Waiting for an audiobook?

Having posted two blogs on the reason we write: “Why do we write?” and “George Orwell on writing,” I was intrigued by CBS Sunday Morning’s (5/31/2020) segment on audiobooks. At first, I clung to my premise that the reason we write is to have our ideas studied. And I was ready to denigrate the idea of audiobooks because they distort the purpose of a book. Listeners do not experience a book because they do not interact with the written word.  

The segment interviewees, who are the voices of the audiobooks, explained that they bring the author’s story to the listener. Then I thought to myself, “Ease up. There is nothing wrong with that.”

I will not stop here–to argue that the whole purpose of our best-loved fiction, as well as non-fiction, is to study an author’s ideas about the human condition. I will set that aside because I am currently writing a second book, which could become a fine audiobook.

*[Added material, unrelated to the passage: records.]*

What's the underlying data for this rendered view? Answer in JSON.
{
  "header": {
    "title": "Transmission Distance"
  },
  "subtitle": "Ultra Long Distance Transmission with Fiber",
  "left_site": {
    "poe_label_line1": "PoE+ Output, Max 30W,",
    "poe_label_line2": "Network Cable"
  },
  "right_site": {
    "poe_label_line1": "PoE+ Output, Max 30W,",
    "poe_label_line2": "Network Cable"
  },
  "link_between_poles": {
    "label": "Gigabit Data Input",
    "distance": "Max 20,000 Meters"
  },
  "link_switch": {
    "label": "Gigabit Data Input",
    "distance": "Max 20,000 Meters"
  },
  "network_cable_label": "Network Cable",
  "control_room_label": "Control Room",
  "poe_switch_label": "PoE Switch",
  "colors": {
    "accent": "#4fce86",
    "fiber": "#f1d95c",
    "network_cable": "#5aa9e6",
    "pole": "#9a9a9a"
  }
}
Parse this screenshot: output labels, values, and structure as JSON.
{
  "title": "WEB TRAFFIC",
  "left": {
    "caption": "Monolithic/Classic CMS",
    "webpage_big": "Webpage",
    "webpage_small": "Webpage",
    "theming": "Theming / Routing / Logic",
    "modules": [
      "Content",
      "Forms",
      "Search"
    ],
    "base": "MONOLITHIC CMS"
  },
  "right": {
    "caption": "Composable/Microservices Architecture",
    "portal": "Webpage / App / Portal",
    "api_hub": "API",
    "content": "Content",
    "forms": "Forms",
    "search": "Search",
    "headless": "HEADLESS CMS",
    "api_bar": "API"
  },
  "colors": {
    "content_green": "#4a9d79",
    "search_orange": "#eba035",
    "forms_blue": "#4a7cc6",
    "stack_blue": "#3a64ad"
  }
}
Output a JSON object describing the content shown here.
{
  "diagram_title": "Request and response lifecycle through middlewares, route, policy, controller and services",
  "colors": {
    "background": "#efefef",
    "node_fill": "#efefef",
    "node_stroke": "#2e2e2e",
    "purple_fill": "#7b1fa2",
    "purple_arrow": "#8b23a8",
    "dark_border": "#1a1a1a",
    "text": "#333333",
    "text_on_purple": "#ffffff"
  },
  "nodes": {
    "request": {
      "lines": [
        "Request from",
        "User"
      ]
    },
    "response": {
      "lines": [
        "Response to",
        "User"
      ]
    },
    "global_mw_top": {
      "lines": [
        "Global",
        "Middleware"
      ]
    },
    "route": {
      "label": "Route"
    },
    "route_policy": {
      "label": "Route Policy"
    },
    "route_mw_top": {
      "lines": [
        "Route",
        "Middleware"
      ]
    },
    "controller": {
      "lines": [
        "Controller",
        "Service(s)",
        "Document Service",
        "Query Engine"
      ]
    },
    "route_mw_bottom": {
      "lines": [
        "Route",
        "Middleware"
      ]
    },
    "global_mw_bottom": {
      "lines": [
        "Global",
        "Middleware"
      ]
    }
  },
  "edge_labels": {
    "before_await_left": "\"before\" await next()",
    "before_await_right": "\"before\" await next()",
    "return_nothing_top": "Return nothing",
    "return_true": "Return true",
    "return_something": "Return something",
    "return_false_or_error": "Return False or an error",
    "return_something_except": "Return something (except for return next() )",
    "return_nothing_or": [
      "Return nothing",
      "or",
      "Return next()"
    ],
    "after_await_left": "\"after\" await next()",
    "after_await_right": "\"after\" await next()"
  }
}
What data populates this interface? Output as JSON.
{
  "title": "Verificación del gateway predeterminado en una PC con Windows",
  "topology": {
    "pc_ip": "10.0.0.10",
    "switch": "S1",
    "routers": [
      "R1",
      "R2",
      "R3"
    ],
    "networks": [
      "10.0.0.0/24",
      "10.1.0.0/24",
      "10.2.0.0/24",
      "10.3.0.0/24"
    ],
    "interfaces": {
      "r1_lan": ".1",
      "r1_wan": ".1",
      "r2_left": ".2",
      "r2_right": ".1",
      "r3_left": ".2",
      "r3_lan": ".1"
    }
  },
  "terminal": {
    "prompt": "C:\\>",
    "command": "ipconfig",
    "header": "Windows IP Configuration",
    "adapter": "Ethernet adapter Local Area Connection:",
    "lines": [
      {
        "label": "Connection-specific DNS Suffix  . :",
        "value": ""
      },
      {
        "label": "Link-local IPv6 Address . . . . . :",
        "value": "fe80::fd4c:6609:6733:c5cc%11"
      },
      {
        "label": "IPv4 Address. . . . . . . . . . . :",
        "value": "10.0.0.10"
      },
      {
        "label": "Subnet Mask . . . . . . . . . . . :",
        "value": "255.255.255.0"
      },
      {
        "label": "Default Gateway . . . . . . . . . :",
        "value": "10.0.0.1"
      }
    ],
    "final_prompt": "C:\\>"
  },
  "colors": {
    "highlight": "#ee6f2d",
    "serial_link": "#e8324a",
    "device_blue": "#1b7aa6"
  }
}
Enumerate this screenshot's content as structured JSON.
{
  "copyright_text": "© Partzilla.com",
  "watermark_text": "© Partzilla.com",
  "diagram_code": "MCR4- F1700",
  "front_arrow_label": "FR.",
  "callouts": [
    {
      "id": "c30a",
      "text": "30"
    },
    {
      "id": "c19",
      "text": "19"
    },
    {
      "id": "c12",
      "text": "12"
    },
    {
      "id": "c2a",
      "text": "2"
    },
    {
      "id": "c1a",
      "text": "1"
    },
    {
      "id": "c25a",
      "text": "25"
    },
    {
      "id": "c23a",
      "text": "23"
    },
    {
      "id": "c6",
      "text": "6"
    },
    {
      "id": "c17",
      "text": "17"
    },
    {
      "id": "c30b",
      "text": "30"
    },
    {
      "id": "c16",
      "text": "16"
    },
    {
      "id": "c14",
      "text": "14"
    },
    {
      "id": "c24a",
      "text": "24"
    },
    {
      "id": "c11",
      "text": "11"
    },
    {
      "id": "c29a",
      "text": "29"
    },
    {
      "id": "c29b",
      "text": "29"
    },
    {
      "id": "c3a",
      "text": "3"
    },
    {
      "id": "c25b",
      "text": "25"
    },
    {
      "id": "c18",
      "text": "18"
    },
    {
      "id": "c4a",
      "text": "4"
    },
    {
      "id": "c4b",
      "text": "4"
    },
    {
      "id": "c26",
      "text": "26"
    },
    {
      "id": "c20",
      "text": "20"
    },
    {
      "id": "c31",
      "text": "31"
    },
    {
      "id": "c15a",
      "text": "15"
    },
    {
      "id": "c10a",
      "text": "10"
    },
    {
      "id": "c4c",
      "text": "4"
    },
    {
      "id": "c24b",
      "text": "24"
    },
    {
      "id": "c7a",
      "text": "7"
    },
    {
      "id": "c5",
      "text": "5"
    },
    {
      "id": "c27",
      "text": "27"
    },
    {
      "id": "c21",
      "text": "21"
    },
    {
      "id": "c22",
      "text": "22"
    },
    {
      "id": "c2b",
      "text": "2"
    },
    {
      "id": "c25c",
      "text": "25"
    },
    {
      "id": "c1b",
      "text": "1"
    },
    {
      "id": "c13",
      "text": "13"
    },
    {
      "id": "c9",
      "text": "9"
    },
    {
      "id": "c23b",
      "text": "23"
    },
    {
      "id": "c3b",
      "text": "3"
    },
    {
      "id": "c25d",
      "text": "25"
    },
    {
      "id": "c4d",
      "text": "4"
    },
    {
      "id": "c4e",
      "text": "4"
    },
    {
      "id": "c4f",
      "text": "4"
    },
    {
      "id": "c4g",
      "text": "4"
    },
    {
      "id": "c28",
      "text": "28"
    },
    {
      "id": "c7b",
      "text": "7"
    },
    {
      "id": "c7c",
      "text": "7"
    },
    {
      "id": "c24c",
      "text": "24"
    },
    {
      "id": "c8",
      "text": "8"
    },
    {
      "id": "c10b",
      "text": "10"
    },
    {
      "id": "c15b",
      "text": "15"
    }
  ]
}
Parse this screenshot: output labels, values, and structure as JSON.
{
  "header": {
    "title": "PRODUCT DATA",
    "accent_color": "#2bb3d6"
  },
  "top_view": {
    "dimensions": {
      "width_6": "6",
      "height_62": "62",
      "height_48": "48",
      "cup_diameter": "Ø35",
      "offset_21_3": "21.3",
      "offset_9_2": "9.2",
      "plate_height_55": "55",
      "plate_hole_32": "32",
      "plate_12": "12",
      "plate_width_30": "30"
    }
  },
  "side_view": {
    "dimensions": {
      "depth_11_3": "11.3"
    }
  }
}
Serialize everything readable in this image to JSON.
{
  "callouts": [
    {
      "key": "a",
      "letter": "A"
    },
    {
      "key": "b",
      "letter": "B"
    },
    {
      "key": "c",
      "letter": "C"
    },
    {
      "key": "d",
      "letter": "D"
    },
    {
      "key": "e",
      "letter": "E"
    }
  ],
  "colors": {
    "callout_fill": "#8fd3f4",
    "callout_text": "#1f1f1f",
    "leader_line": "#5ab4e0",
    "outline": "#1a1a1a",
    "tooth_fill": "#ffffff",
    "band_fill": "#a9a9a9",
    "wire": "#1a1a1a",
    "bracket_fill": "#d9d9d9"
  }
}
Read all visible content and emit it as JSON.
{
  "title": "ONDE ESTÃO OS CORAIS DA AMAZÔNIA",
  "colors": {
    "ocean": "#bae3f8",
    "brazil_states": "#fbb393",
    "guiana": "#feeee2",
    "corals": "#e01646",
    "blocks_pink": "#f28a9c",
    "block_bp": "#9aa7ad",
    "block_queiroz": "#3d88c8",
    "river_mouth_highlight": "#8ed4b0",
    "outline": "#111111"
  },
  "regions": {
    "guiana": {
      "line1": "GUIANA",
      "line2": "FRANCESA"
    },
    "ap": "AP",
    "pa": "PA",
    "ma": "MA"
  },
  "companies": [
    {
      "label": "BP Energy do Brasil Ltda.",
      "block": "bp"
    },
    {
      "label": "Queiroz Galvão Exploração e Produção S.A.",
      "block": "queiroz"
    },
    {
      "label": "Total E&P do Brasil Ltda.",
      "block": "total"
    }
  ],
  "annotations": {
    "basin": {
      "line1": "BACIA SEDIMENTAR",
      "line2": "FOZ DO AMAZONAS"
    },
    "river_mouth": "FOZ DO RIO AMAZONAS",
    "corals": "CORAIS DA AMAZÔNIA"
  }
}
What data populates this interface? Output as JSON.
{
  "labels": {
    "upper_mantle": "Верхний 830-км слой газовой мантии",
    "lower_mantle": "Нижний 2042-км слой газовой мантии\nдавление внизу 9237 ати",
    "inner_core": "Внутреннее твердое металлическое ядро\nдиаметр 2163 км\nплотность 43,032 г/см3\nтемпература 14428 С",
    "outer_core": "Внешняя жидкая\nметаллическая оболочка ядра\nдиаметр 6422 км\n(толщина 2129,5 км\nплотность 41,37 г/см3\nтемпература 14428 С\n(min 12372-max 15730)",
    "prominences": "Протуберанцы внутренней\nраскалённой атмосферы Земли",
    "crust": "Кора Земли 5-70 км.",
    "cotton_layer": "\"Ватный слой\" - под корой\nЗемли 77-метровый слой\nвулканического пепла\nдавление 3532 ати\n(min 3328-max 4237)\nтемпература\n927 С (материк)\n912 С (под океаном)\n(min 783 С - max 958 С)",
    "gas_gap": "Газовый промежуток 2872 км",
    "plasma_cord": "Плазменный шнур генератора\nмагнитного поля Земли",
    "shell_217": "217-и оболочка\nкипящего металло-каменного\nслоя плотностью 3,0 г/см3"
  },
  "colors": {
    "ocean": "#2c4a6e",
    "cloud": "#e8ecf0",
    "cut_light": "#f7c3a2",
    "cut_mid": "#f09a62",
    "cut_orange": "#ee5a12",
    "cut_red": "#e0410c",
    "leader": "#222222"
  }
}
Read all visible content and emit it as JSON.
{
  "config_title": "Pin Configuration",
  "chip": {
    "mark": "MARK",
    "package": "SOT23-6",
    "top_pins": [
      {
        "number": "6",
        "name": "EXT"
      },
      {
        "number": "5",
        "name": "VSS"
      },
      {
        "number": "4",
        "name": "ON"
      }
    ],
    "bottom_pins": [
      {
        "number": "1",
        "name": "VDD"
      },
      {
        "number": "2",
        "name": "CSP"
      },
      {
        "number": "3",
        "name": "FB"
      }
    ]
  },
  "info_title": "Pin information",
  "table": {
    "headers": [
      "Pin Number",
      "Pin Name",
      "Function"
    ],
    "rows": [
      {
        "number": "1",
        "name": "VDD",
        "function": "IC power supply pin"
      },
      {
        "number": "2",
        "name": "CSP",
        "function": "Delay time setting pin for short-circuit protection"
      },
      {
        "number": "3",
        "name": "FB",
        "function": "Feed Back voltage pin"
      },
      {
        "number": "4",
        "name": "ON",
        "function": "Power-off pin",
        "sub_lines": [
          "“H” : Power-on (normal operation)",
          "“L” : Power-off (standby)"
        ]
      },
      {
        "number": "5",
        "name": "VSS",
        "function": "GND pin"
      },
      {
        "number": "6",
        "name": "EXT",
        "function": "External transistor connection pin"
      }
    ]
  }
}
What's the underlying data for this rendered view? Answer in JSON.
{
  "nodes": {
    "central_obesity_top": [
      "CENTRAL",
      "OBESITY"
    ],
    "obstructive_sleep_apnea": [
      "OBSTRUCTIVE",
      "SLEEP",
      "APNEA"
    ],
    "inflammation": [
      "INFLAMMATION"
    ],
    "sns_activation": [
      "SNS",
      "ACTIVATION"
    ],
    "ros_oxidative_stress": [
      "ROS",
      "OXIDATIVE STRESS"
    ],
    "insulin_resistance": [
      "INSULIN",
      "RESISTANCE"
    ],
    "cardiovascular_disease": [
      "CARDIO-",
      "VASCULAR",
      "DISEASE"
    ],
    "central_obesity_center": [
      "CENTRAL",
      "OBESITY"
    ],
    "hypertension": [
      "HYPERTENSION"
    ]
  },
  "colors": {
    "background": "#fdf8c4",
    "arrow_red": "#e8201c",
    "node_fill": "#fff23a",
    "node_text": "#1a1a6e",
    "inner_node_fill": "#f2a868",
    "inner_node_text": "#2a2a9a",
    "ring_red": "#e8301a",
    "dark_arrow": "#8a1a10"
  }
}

My first book is a philosophy of education. After almost nobody bought or read that book, I realized: “Nobody wants to read philosophy. They want to read stories. If I write a second book, it should tell stories because that is what people want to read.”

So, my second book tells teachers’ stories about how they improved their connection to the academic efforts of their students. After the written version is published, the stories should be turned into an audiobook. And the audiobook voices should be those of the teachers.